I just saw that I had twice alluded to the transition from a Spiderman series to a Justice League one within the space of a few weeks, which marks a new low in terms of me repeating myself. Ah well. The ravages of age.
Now I will return to another theme I've touched upon recently, though from a different angle: I find that I am at my best when I have a book to which I return at the end of the day that I am really into, which pulls me along. And why is that? Precisely because the book gives me a comfortable story within which to ensconce myself, to protect myself of the uncertainty of the broader narrative of my life: will I get that account? Will the kids do well in life? How long will I live? Etc. The radical contingency of all that is unnerving.

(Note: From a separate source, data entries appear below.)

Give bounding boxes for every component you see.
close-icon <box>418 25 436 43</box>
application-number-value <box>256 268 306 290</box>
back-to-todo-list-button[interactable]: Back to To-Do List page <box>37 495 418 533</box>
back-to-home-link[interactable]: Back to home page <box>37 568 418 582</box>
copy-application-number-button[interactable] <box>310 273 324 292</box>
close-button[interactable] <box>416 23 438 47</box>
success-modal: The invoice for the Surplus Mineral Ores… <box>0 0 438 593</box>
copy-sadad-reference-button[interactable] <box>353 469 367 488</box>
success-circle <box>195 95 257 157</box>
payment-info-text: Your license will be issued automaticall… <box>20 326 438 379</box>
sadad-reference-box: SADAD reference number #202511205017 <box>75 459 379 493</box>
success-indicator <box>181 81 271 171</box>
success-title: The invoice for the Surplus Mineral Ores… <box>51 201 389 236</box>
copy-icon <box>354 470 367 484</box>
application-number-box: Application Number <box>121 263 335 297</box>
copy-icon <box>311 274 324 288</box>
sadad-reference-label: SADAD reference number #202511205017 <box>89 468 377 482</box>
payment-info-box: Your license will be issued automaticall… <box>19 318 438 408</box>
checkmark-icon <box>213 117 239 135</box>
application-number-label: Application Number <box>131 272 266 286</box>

So everybody's got their narrative fix that comforts them. Sitcoms, TV crime shows, movies, pop songs, comedies and tragedies on stage, they all ultimately resolve in a way that is expected and comforting. Except, of course, the ones that don't. And I've written elsewhere about how I've gravitated over time towards happy endings because the unhappy ones upon which the most arch of avant-garde literatures focus so much of their energy do, in fact, mess with my head.
People who really have religion and/or are deeply embedded and invested in particular ideologies probably need fewer narrative prostheses because, after all, they feel they know how the big picture is going to end. Alternately, one could say that the obsessively perseverate over the same stories (the Gospels, Socialist Realism, etc.) as a way of keeping other narratives out.
But of course this blog is quite the opposite of a well-constructed book. It is instead something like a running Talmud on my life.
I was about to bring up the point Robert Belknap of Columbia once made about the piece-bien-faite, but then thought to see if I had mentioned it before. Of course I had. Not once, but thrice.